Seule la mobilisation des masses sur leur propres revendications et par leurs propres méthodes peut résoudre la situation. C’est pourquoi la responsabilité des dirigeants du mouvement ouvrier, partis et syndicats, est d’appeler immédiatement, dans l’unité, à la réalisation d’une véritable grève générale, jusqu’à satisfaction, pour obtenir le retrait des contre-réformes sur les retraites et la définition du temps de travail. Ils ont aussi la responsabilité d’exiger l’arrêt immédiat de la répression et le retrait des troupes fédérales face aux manifestations.

Ce front unique des organisations du mouvement ouvrier doit affronter le gouvernement, pour le vaincre et le chasser.

Un tel front unique, s’il se réalisait, permettrait de faire tomber le gouvernement Temer. Il ouvrirait la perspective de prendre le pouvoir, d’un gouvernement du front unique, duquel les masses pourraient exiger la satisfaction de leurs revendications élémentaires :

- arrêt des licenciements, échelle mobile des heures de travail ;

- augmentation des salaires, échelle mobile des salaires ;

- nationalisation des entreprises privatisées par les gouvernements bourgeois, de celles impliquées dans les scandales de corruption, des banques ; réforme agraire ; mise en place d’un plan de production pour satisfaire les besoins de la population (faim, logement, santé);

- droit aux études, défense de l’enseignement public.

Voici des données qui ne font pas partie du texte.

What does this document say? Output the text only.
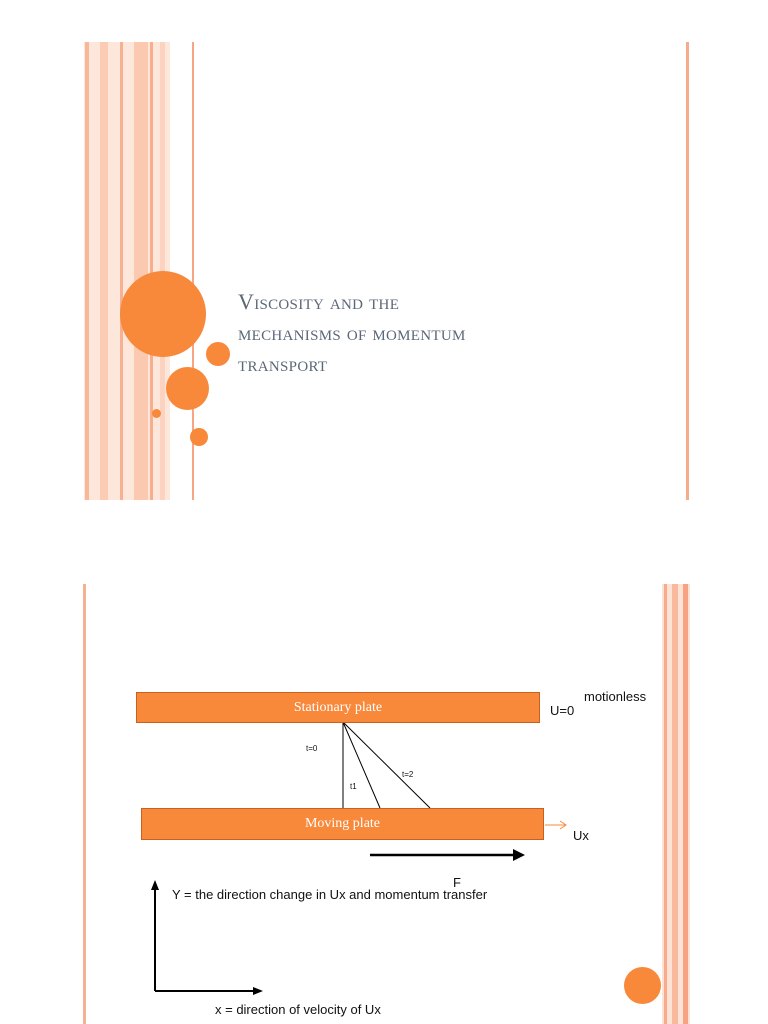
Viscosity and the
mechanisms of momentum
transport
Stationary plate
Moving plate
U=0
motionless
Ux
t=0
t1
t=2
F
Y = the direction change in Ux and momentum transfer
x = direction of velocity of Ux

Cette politique, les dirigeants du mouvement ouvrier, que ce soit du PT, de la CUT, du PSOL ou d’autres partis et syndicats, ne la mèneront pas d’eux-mêmes. Il faut la leur imposer. Pour cela, il faut s’organiser, dans les syndicats, il faut s’organiser sur le plan politique. C’est pourquoi nous te proposons de rejoindre le groupe qui, autour de Combattre pour le socialisme, cherche les voies et moyens de mener le combat pour la construction d’un parti ouvrier révolutionnaire, d’une internationale ouvrière révolutionnaire.